Step Hyp Ref Expression
1 0ringdif.b 
 |-  B = ( Base ` R )
2 0ringdif.0 
 |-  .0. = ( 0g ` R )
3 eldif 
 |-  ( R e. ( Ring \ NzRing ) <-> ( R e. Ring /\ -. R e. NzRing ) )
4 1 a1i 
 |-  ( R e. Ring -> B = ( Base ` R ) )
5 4 fveqeq2d 
 |-  ( R e. Ring -> ( ( # ` B ) = 1 <-> ( # ` ( Base ` R ) ) = 1 ) )
6 1 2 0ring 
 |-  ( ( R e. Ring /\ ( # ` B ) = 1 ) -> B = { .0. } )
7 6 ex 
 |-  ( R e.
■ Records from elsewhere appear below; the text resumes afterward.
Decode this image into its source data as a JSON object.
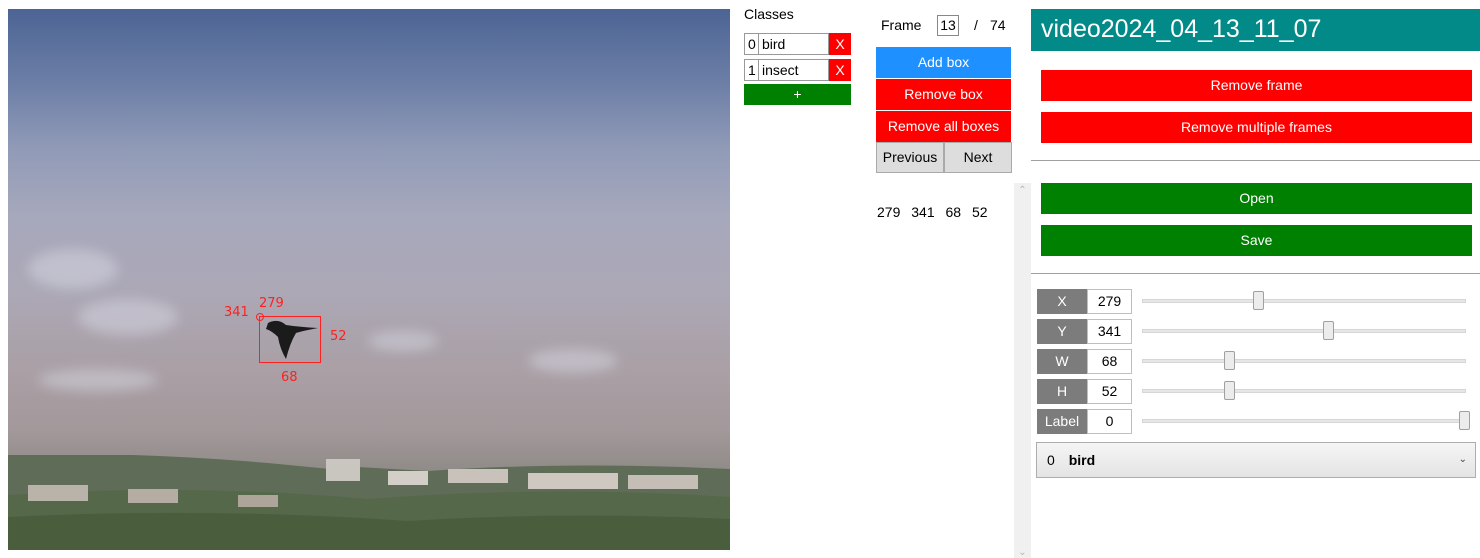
{
  "classes": {
    "title": "Classes",
    "items": [
      {
        "id": "0",
        "name": "bird",
        "remove_label": "X"
      },
      {
        "id": "1",
        "name": "insect",
        "remove_label": "X"
      }
    ],
    "add_label": "+"
  },
  "frame": {
    "label": "Frame",
    "current": "13",
    "separator": "/",
    "total": "74"
  },
  "box_controls": {
    "add_box": "Add box",
    "remove_box": "Remove box",
    "remove_all_boxes": "Remove all boxes",
    "previous": "Previous",
    "next": "Next"
  },
  "box_list": [
    {
      "x": "279",
      "y": "341",
      "w": "68",
      "h": "52"
    }
  ],
  "image_annotation": {
    "x": "279",
    "y": "341",
    "w": "68",
    "h": "52"
  },
  "title": "video2024_04_13_11_07",
  "actions": {
    "remove_frame": "Remove frame",
    "remove_multiple_frames": "Remove multiple frames",
    "open": "Open",
    "save": "Save"
  },
  "properties": [
    {
      "label": "X",
      "value": "279",
      "slider_fraction": 0.35
    },
    {
      "label": "Y",
      "value": "341",
      "slider_fraction": 0.57
    },
    {
      "label": "W",
      "value": "68",
      "slider_fraction": 0.26
    },
    {
      "label": "H",
      "value": "52",
      "slider_fraction": 0.26
    },
    {
      "label": "Label",
      "value": "0",
      "slider_fraction": 1.0
    }
  ],
  "class_select": {
    "id": "0",
    "name": "bird"
  },
  "colors": {
    "title_bar": "#028a88",
    "danger": "#ff0000",
    "success": "#008000",
    "primary": "#1e90ff",
    "annotation": "#ff2020"
  }
}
Ring -> ( ( # ` B ) = 1 -> B = { .0. } ) )
8 fveq2 
 |-  ( B = { .0. } -> ( # ` B ) = ( # ` { .0. } ) )
9 2 fvexi 
 |-  .0. e. _V
10 hashsng 
 |-  ( .0. e. _V -> ( # ` { .0. } ) = 1 )
11 9 10 ax-mp 
 |-  ( # ` { .0. } ) = 1
12 8 11 eqtrdi 
 |-  ( B = { .0. } -> ( # ` B ) = 1 )
13 7 12 impbid1 
 |-  ( R e. Ring -> ( ( # ` B ) = 1 <-> B = { .0. } ) )
14 0ringnnzr 
 |-  ( R e. Ring -> ( ( # ` ( Base ` R ) ) = 1 <-> -. R e. NzRing ) )
15 5 13 14 3bitr3rd 
 |-  ( R e. Ring -> ( -. R e. NzRing <-> B = { .0. } ) )
16 15 pm5.32i 
 |-  ( ( R e. Ring /\ -. R e. NzRing ) <-> ( R e. Ring /\ B = { .0. } ) )
17 3 16 bitri 
 |-  ( R e. ( Ring \ NzRing ) <-> ( R e. Ring /\ B = { .0. } ) )